以下是内容摘录,以代替摘要:审稿人:Stefan Zweig: Stefan Zweig.Zwiesprache des Ich mit der Welt ed. Eva Plank Walter Tschacher Eva Plank 编辑。我与世界的对话。关于犹太文学、艺术、音乐和政治的著作。维尔茨堡:Königshausen and Neumann,2023 年。575 页。本卷收录了斯特凡-茨威格的 170 篇文章,主要记录了他的新闻活动。这些文章写于 1900 年至 1940 年间,除少数例外,主要发表在报纸和杂志上,或尚未出版。有些文章长达数页,有些则只有两三句话。正如书名所示,这些文章都是以犹太人为主题选取的。附录中列出了文中提到的所有人物的详细履历。在大多数情况下,迄今为止只有首次出版的文本,也就是说,这里再次提供的作品可能不为今天的大多数读者所知。本书由两大部分组成:1.文学、艺术、音乐、西格蒙德-弗洛伊德、诗歌、自传;2.历史、政治、时事。内容最丰富的部分是文学。其中包括评论、作家肖像、讣告、作品简介等。单个作家按字母顺序排列,而如果按时间顺序排列,我们将看到一部主要是犹太作家的简短文学史。除了少数例外(如赫茨尔、约瑟夫-罗斯、拉特瑙、多布林、瓦塞曼、韦费尔),本书的重点是不知名的作家,而且往往是茨威格希望让更多读者了解的年轻作家。更多的作家肖像则涉及茨威格本人熟知并对其创作产生过影响的人(如赫茨尔-瓦瑟曼)。另有一章专门介绍西格蒙德-弗洛伊德。两人从1908年开始通信,后来发展成为友谊--尽管并不总是毫无遮掩--一直持续到1939年弗洛伊德[第128页完]去世。茨威格对弗洛伊德的精神分析著作非常着迷,并认识到其对他所处时代的意义:"弗洛伊德的思想、大胆且往往独创性的诠释给我们带来了天赋,并对我们的时代提出了挑战,这些思想、大胆且往往独创性的诠释再也没有争议或反驳。它们是有生命的,并且已经产生了生命。在德国之外,在欧洲之外,在我们的大陆之外,不再有任何没有或反对它们的心理学思想"(298)。尽管茨威格将精神分析和弗洛伊德个人都理想化了,但他并不是弗洛伊德的顺从追随者,而是仍然能够保持批判的距离。弗洛伊德是一个榜样,"我们可以通过他来塑造和完善自己"(335)。现在,茨威格将弗洛伊德对他人表现出的开诚布公运用到了他与弗洛伊德及其精神分析的交往中。例如,他批评了弗洛伊德对所谓 "非专业分析 "的看法,即允许 "非专业医生 "进行精神分析。"正如诗歌技巧的知识不能造就一个诗人一样,最勤奋地研究心理技巧也不能造就一个真正的心理学家,只有他,天生的、富有同情心的灵魂探索者,才能被允许介入这个最微妙、最细腻、最敏感的器官"(310)。从这里开始,只需要很短的一步,就可以断言一个人必须生来就是心理分析师--就像艺术家一样。他从事的是一门无法学习的手艺。在这些文字中,茨威格对精神分析的批评仍然相当笼统。更多实质性的批评可以在其他出版物中找到,当然这里无法讨论。在这里收集的文章中,茨威格的目的是提供有关弗洛伊德和精神分析的科普信息。关于艺术和音乐的章节非常简短,一方面是对特雷莎-费奥多罗娜-里斯、埃弗拉伊姆-摩西-里连和斯坦纳-普拉格的讴歌,另一方面是对马勒、布鲁诺-瓦尔特和托斯卡尼尼的讴歌。该书最后较长的部分涉及政治和历史主题。茨威格的和平主义信念之一就是反对战争,但 "绝不反对德国。我从不反对一个国家。我不加区分"(405)。然而,作为一名和平主义者,他并不是政治事件的被动观察者。

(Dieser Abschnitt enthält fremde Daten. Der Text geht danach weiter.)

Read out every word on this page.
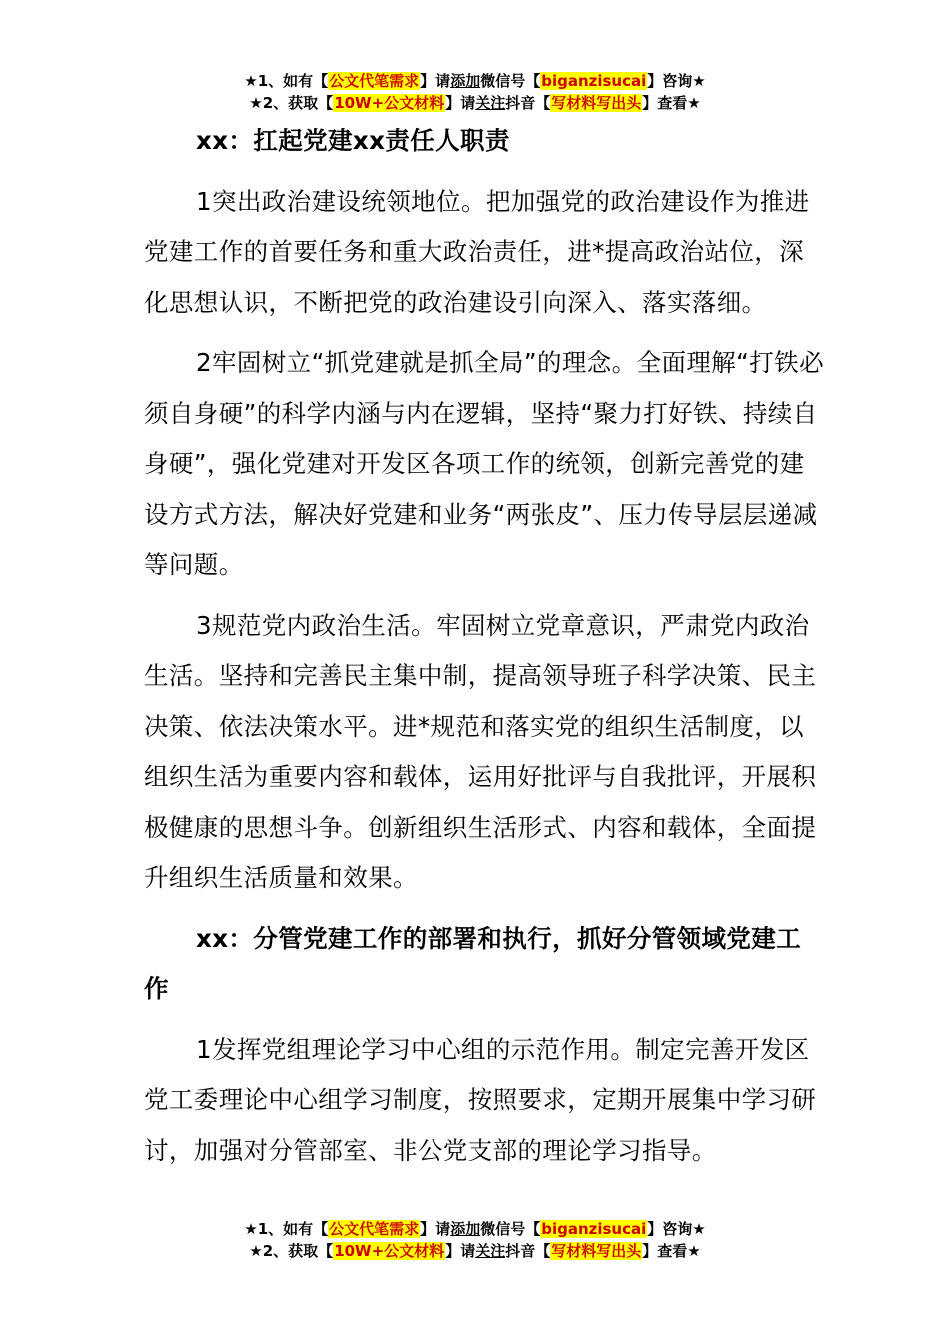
★1、如有【公文代笔需求】请添加微信号【biganzisucai】咨询★
★2、获取【10W+公文材料】请关注抖音【写材料写出头】查看★
xx：扛起党建xx责任人职责

1突出政治建设统领地位。把加强党的政治建设作为推进党建工作的首要任务和重大政治责任，进*提高政治站位，深化思想认识，不断把党的政治建设引向深入、落实落细。

2牢固树立“抓党建就是抓全局”的理念。全面理解“打铁必须自身硬”的科学内涵与内在逻辑，坚持“聚力打好铁、持续自身硬”，强化党建对开发区各项工作的统领，创新完善党的建设方式方法，解决好党建和业务“两张皮”、压力传导层层递减等问题。

3规范党内政治生活。牢固树立党章意识，严肃党内政治生活。坚持和完善民主集中制，提高领导班子科学决策、民主决策、依法决策水平。进*规范和落实党的组织生活制度，以组织生活为重要内容和载体，运用好批评与自我批评，开展积极健康的思想斗争。创新组织生活形式、内容和载体，全面提升组织生活质量和效果。

xx：分管党建工作的部署和执行，抓好分管领域党建工作

1发挥党组理论学习中心组的示范作用。制定完善开发区党工委理论中心组学习制度，按照要求，定期开展集中学习研讨，加强对分管部室、非公党支部的理论学习指导。

★1、如有【公文代笔需求】请添加微信号【biganzisucai】咨询★
★2、获取【10W+公文材料】请关注抖音【写材料写出头】查看★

他很早就意识到犹太人在战争中的危险。
期刊介绍:
The Journal of Austrian Studies is an interdisciplinary quarterly that publishes scholarly articles and book reviews on all aspects of the history and culture of Austria, Austro-Hungary, and the Habsburg territory. It is the flagship publication of the Austrian Studies Association and contains contributions in German and English from the world''s premiere scholars in the field of Austrian studies. The journal highlights scholarly work that draws on innovative methodologies and new ways of viewing Austrian history and culture. Although the journal was renamed in 2012 to reflect the increasing scope and diversity of its scholarship, it has a long lineage dating back over a half century as Modern Austrian Literature and, prior to that, The Journal of the International Arthur Schnitzler Research Association.